Generalized Traffic Light Classification Architecture

@LiyouZhou - As I mentioned before, we cannot completely remove the feat_proj node. See my reasoning here: Generalized Traffic Light Classification Architecture - #9 by JWhitleyWork - Autoware - Open Robotics Discourse. The functionality of extracting the information about which traffic light is relevant to our current lane can not be done with vision alone.

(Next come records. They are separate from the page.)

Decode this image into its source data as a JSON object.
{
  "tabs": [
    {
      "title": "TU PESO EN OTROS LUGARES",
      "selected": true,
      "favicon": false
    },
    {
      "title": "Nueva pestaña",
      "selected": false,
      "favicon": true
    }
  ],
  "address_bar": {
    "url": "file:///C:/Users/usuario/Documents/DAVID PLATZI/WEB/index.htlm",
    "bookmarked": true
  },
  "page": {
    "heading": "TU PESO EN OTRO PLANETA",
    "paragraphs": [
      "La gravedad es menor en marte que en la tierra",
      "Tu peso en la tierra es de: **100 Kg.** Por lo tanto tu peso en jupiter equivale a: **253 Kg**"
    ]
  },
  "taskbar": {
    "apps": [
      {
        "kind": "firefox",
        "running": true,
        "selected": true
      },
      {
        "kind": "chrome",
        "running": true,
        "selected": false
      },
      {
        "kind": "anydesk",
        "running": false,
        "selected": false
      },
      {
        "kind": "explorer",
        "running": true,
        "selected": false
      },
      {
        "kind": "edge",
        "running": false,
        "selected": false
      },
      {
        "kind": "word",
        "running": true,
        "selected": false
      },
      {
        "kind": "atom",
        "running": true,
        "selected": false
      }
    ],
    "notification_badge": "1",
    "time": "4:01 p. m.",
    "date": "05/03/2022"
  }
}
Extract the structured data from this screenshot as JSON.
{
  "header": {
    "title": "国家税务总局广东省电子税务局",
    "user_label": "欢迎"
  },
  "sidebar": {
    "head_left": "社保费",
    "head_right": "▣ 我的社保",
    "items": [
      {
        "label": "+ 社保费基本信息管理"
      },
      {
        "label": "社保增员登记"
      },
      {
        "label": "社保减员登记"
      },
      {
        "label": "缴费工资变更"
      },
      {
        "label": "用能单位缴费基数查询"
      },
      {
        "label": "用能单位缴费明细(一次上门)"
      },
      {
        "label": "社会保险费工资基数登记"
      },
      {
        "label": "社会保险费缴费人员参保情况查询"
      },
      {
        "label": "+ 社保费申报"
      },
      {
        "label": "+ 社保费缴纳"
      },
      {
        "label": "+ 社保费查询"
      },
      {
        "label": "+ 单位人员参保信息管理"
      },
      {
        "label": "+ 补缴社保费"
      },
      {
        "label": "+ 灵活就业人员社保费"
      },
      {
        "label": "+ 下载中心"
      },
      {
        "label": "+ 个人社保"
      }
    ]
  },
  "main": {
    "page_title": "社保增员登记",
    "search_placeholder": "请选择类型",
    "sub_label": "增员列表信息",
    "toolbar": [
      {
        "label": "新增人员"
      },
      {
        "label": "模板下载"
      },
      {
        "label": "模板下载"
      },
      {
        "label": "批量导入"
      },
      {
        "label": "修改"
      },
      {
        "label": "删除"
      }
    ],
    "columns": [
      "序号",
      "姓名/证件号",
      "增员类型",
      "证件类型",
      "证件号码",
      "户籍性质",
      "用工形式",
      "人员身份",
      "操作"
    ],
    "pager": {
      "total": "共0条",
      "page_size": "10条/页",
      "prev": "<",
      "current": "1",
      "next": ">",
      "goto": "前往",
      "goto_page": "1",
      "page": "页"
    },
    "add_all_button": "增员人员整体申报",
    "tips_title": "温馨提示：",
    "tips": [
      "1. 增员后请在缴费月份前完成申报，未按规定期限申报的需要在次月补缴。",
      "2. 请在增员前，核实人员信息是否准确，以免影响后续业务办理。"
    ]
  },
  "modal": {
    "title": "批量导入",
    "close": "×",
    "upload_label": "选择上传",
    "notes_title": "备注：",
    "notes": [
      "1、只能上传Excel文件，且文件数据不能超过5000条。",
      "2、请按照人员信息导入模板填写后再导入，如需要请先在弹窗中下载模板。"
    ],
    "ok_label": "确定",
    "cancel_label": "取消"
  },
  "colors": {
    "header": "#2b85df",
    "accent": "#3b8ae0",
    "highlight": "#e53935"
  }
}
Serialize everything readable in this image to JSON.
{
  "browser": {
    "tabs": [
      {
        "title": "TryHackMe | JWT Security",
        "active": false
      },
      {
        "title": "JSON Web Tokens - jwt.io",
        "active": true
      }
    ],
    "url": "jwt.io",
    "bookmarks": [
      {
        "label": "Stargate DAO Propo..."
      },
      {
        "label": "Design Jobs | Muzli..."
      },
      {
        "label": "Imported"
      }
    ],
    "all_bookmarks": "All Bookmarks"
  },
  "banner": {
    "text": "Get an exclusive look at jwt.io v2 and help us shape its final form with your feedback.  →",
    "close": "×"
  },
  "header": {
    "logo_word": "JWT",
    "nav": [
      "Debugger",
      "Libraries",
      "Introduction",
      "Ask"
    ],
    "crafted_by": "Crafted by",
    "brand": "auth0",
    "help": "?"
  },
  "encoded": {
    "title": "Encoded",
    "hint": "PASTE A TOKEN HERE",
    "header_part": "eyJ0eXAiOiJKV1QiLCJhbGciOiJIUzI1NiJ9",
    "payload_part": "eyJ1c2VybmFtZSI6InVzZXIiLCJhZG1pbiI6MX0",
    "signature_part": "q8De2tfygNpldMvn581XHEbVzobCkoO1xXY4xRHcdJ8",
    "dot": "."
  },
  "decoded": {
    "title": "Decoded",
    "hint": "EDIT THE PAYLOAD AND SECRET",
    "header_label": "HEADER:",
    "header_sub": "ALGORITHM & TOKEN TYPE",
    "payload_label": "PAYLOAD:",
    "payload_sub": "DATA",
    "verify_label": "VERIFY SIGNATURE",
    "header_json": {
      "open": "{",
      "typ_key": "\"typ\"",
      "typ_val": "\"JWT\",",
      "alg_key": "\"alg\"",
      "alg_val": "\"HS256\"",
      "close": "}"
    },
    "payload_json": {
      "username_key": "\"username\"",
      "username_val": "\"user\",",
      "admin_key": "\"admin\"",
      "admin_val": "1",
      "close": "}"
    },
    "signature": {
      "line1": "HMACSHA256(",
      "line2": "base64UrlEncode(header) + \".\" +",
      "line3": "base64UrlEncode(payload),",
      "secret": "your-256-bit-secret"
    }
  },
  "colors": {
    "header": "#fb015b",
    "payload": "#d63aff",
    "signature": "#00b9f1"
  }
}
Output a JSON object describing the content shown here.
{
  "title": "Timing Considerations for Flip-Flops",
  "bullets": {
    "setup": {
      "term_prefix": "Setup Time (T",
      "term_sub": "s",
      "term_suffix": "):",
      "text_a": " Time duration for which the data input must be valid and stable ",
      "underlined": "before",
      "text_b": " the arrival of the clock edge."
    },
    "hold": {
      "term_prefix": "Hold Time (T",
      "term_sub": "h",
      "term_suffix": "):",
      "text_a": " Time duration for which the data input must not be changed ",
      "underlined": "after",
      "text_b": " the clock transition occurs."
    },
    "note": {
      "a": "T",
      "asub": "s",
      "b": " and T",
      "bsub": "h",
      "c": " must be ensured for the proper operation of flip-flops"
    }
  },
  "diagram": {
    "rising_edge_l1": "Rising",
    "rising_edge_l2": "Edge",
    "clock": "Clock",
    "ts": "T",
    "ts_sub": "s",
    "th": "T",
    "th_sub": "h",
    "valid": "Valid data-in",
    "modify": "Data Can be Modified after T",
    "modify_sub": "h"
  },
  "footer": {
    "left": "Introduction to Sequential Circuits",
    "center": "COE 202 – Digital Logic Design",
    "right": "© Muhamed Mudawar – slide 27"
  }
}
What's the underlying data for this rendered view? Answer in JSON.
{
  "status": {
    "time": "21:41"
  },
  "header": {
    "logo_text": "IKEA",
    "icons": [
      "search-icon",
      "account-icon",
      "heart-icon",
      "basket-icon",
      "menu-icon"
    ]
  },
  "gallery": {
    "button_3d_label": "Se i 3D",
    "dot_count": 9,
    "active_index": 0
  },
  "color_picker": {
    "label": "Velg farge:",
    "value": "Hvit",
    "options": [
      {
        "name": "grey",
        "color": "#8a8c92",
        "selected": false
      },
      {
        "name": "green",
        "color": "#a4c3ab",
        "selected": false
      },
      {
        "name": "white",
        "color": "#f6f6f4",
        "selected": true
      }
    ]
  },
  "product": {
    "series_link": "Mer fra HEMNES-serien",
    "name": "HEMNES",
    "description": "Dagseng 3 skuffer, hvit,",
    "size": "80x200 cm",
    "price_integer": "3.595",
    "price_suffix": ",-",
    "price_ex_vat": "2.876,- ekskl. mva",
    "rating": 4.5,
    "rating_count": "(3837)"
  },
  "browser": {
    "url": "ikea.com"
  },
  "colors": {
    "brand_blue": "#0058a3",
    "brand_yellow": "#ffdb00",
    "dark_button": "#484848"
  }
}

I’m also not sure if it is possible to train a single neural network to detect signals with lights in multiple orientations with different numbers of lights in the signals. This is something that requires research. If it is possible, we would also need to train it to output the locations of the bulbs and their states for some “internationalization” node to be able to make a decision. With the additional information in this discussion, I feel like these are our broad steps:

  1. [currently done by feat_proj] Find traffic signals in the vector map within a given distance of the vehicle in the vehicle’s forward arc (front 180 degrees).
  2. [currently done by feat_proj] Determine which signals are applicable to the current driving lane.
  3. [currently done by feat_proj] Project the position of those signals in the vector map into the 2D plane of the camera to determine ROIs.
  4. [currently not done] Determine the position and state of each individual light in the signal inside the ROI.
  5. [currently not done] Determine a signal type from the number and configuration of lights in the signal.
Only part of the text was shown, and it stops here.